I just joined so I figured I would say hello and introduce myself. My name's Chelsey, I'm 23 and live in Chicago with my husband, 4 pigeons, 2 doves and a conure. We just got a fantail for one of our little boys, Peter and I think they're completely paired up. It's so nice to see them in pigey love and we're excited for their eggies soon~ 










This is Nini, our Chinese owl. He's the smallest pigeon I've ever been around. We think he might've been the runt.. and only makes us feel happier that we can give him a happy loving home.










We just got him a girlfriend too. 











Well..
I'm really glad to be here and hopefully make some friends.  Thanks for reading!~


----------



## Pidgey (May 20, 2005)

Hello, Chelsey & family, and welcome! Looking forward to pij-pics and pij-stories. Hopefully, you'll not need to post in the Sick & Injured forum.

Pidgey


----------



## mr squeaks (Apr 14, 2005)

HI Chelsey! Welcome to PT!!

What a great lookin' "family" you have!

We will look forward to updates and future pijie love stories!

    

Shi 
&
Mr. Squeaks


----------



## Lovebirds (Sep 6, 2002)

Welcome to PT Chelsey...............now, just so you know, we LOVE pictures, so we'll be expecting one of doves and one of the Conure....... 
We're so glad you joined us. Seems that a lot of our members come here looking for help for injured or sick pigeons and then wind up staying which is fine with us but....... It's nice to have someone join just for the pure pleasure of showing off their babies.


----------



## Victor (Dec 18, 2004)

Hi Chelsey and family~ Welcome to Pigeon Talk. Your introduction was very nice, especially the pictures, because we LOVE pictures! Hope to see you posting on the pet pigeon side...with more pigeon/dove pictures and your conure too!


----------



## Lovebirds (Sep 6, 2002)

Chelsey....you said in your post that Nini was the smallest pigeon you had ever been around. Does that mean that you've had pigeons before? Being in Chicago, I sure hope you aren't one of the people who had to get rid of thier birds because of the stupid law they passed there.


----------



## Reti (Jul 20, 2003)

Welcome to PT.
Lovely birds you have there.
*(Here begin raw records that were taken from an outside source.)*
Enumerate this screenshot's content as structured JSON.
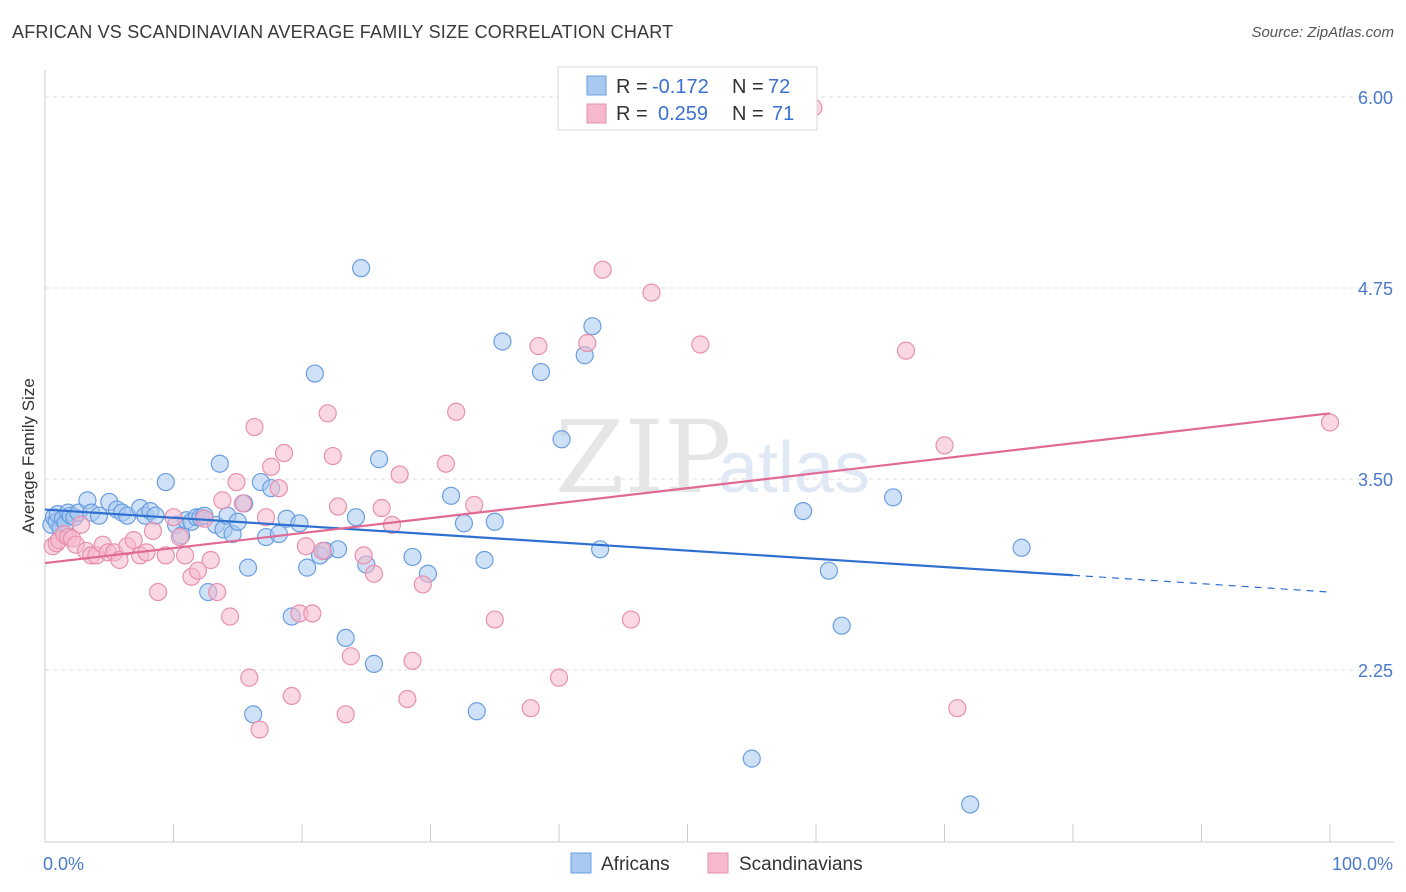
{
  "title": "AFRICAN VS SCANDINAVIAN AVERAGE FAMILY SIZE CORRELATION CHART",
  "source": "Source: ZipAtlas.com",
  "watermark": {
    "zip": "ZIP",
    "atlas": "atlas"
  },
  "colors": {
    "africans_fill": "#a8c8f0",
    "africans_stroke": "#6a9ee0",
    "africans_line": "#2f6fd0",
    "scandinavians_fill": "#f6b8cc",
    "scandinavians_stroke": "#e890ae",
    "scandinavians_line": "#e06a94",
    "grid": "#dddddd",
    "axis_text": "#4a7ac8"
  },
  "legend": {
    "rows": [
      {
        "r_label": "R = ",
        "r_value": "-0.172",
        "n_label": "N = ",
        "n_value": "72"
      },
      {
        "r_label": "R = ",
        "r_value": "0.259",
        "n_label": "N = ",
        "n_value": "71"
      }
    ]
  },
  "chart_data": {
    "type": "scatter",
    "title": "AFRICAN VS SCANDINAVIAN AVERAGE FAMILY SIZE CORRELATION CHART",
    "xlabel": "",
    "ylabel": "Average Family Size",
    "xlim": [
      0,
      100
    ],
    "ylim": [
      1.0,
      6.1
    ],
    "x_tick_labels": [
      "0.0%",
      "100.0%"
    ],
    "y_ticks": [
      2.25,
      3.5,
      4.75,
      6.0
    ],
    "y_tick_labels": [
      "2.25",
      "3.50",
      "4.75",
      "6.00"
    ],
    "grid": true,
    "legend_position": "top-center",
    "series": [
      {
        "name": "Africans",
        "r": -0.172,
        "n": 72,
        "trend": {
          "x0": 0,
          "y0": 3.3,
          "x1": 80,
          "y1": 2.87,
          "dashed_to_x": 100,
          "dashed_to_y": 2.76
        },
        "points": [
          [
            0.5,
            3.2
          ],
          [
            0.7,
            3.25
          ],
          [
            0.9,
            3.22
          ],
          [
            1.0,
            3.27
          ],
          [
            1.2,
            3.18
          ],
          [
            1.4,
            3.24
          ],
          [
            1.6,
            3.21
          ],
          [
            1.8,
            3.28
          ],
          [
            2.0,
            3.26
          ],
          [
            2.3,
            3.25
          ],
          [
            2.6,
            3.28
          ],
          [
            3.3,
            3.36
          ],
          [
            3.6,
            3.28
          ],
          [
            4.2,
            3.26
          ],
          [
            5.0,
            3.35
          ],
          [
            5.6,
            3.3
          ],
          [
            6.0,
            3.28
          ],
          [
            6.4,
            3.26
          ],
          [
            7.4,
            3.31
          ],
          [
            7.8,
            3.26
          ],
          [
            8.2,
            3.29
          ],
          [
            8.6,
            3.26
          ],
          [
            9.4,
            3.48
          ],
          [
            10.2,
            3.2
          ],
          [
            10.6,
            3.13
          ],
          [
            11.0,
            3.23
          ],
          [
            11.4,
            3.22
          ],
          [
            11.8,
            3.25
          ],
          [
            12.1,
            3.25
          ],
          [
            12.4,
            3.26
          ],
          [
            12.7,
            2.76
          ],
          [
            13.3,
            3.2
          ],
          [
            13.6,
            3.6
          ],
          [
            13.9,
            3.17
          ],
          [
            14.2,
            3.26
          ],
          [
            14.6,
            3.14
          ],
          [
            15.0,
            3.22
          ],
          [
            15.5,
            3.34
          ],
          [
            15.8,
            2.92
          ],
          [
            16.2,
            1.96
          ],
          [
            16.8,
            3.48
          ],
          [
            17.2,
            3.12
          ],
          [
            17.6,
            3.44
          ],
          [
            18.2,
            3.14
          ],
          [
            18.8,
            3.24
          ],
          [
            19.2,
            2.6
          ],
          [
            19.8,
            3.21
          ],
          [
            20.4,
            2.92
          ],
          [
            21.0,
            4.19
          ],
          [
            21.4,
            3.0
          ],
          [
            21.8,
            3.03
          ],
          [
            22.8,
            3.04
          ],
          [
            23.4,
            2.46
          ],
          [
            24.2,
            3.25
          ],
          [
            24.6,
            4.88
          ],
          [
            25.0,
            2.94
          ],
          [
            25.6,
            2.29
          ],
          [
            26.0,
            3.63
          ],
          [
            28.6,
            2.99
          ],
          [
            29.8,
            2.88
          ],
          [
            31.6,
            3.39
          ],
          [
            32.6,
            3.21
          ],
          [
            33.6,
            1.98
          ],
          [
            34.2,
            2.97
          ],
          [
            35.0,
            3.22
          ],
          [
            35.6,
            4.4
          ],
          [
            38.6,
            4.2
          ],
          [
            40.2,
            3.76
          ],
          [
            42.0,
            4.31
          ],
          [
            42.6,
            4.5
          ],
          [
            43.2,
            3.04
          ],
          [
            55.0,
            1.67
          ],
          [
            59.0,
            3.29
          ],
          [
            61.0,
            2.9
          ],
          [
            62.0,
            2.54
          ],
          [
            66.0,
            3.38
          ],
          [
            72.0,
            1.37
          ],
          [
            76.0,
            3.05
          ]
        ]
      },
      {
        "name": "Scandinavians",
        "r": 0.259,
        "n": 71,
        "trend": {
          "x0": 0,
          "y0": 2.95,
          "x1": 100,
          "y1": 3.93
        },
        "points": [
          [
            0.6,
            3.06
          ],
          [
            0.9,
            3.08
          ],
          [
            1.1,
            3.1
          ],
          [
            1.5,
            3.14
          ],
          [
            1.8,
            3.12
          ],
          [
            2.1,
            3.11
          ],
          [
            2.4,
            3.07
          ],
          [
            2.8,
            3.2
          ],
          [
            3.2,
            3.03
          ],
          [
            3.6,
            3.0
          ],
          [
            4.0,
            3.0
          ],
          [
            4.5,
            3.07
          ],
          [
            4.9,
            3.02
          ],
          [
            5.4,
            3.02
          ],
          [
            5.8,
            2.97
          ],
          [
            6.4,
            3.06
          ],
          [
            6.9,
            3.1
          ],
          [
            7.4,
            3.0
          ],
          [
            7.9,
            3.02
          ],
          [
            8.4,
            3.16
          ],
          [
            8.8,
            2.76
          ],
          [
            9.4,
            3.0
          ],
          [
            10.0,
            3.25
          ],
          [
            10.5,
            3.12
          ],
          [
            10.9,
            3.0
          ],
          [
            11.4,
            2.86
          ],
          [
            11.9,
            2.9
          ],
          [
            12.4,
            3.24
          ],
          [
            12.9,
            2.97
          ],
          [
            13.4,
            2.76
          ],
          [
            13.8,
            3.36
          ],
          [
            14.4,
            2.6
          ],
          [
            14.9,
            3.48
          ],
          [
            15.4,
            3.34
          ],
          [
            15.9,
            2.2
          ],
          [
            16.3,
            3.84
          ],
          [
            16.7,
            1.86
          ],
          [
            17.2,
            3.25
          ],
          [
            17.6,
            3.58
          ],
          [
            18.2,
            3.44
          ],
          [
            18.6,
            3.67
          ],
          [
            19.2,
            2.08
          ],
          [
            19.8,
            2.62
          ],
          [
            20.3,
            3.06
          ],
          [
            20.8,
            2.62
          ],
          [
            21.6,
            3.03
          ],
          [
            22.0,
            3.93
          ],
          [
            22.4,
            3.65
          ],
          [
            22.8,
            3.32
          ],
          [
            23.4,
            1.96
          ],
          [
            23.8,
            2.34
          ],
          [
            24.8,
            3.0
          ],
          [
            25.6,
            2.88
          ],
          [
            26.2,
            3.31
          ],
          [
            27.0,
            3.2
          ],
          [
            27.6,
            3.53
          ],
          [
            28.2,
            2.06
          ],
          [
            28.6,
            2.31
          ],
          [
            29.4,
            2.81
          ],
          [
            31.2,
            3.6
          ],
          [
            32.0,
            3.94
          ],
          [
            33.4,
            3.33
          ],
          [
            35.0,
            2.58
          ],
          [
            37.8,
            2.0
          ],
          [
            38.4,
            4.37
          ],
          [
            40.0,
            2.2
          ],
          [
            42.2,
            4.39
          ],
          [
            43.4,
            4.87
          ],
          [
            45.6,
            2.58
          ],
          [
            47.2,
            4.72
          ],
          [
            51.0,
            4.38
          ],
          [
            59.8,
            5.93
          ],
          [
            67.0,
            4.34
          ],
          [
            70.0,
            3.72
          ],
          [
            71.0,
            2.0
          ],
          [
            100.0,
            3.87
          ]
        ]
      }
    ]
  }
}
They are beatiful and look very happy and healthy.
How long have you had them?

Reti


----------



## Cricket (Sep 1, 2005)

The Windy City eh??? Welcome to PigeonTalk and to all of the endless friendship possibilities! You will love this place!! And yes, photos are fun! Your birds are just lovely! Thanks for sharing and we look forward to your posts!


----------



## Pete Jasinski (Jan 2, 2005)

Welcome aboard Chelsey, those are some beautiful pidgies ya got there  You found the right place to find friends and swap pigeon pics and stories  What type conure do you have? Michelle "Arnieismybaby" and myself both have Nandays.


----------



## warriec (Feb 2, 2007)

hi chelsey,

nice pigeons & welcome to the group. chinese owls are a small breed compared to the other breeds. how big is your cage. are the fantails and the chinese owls kept together?


----------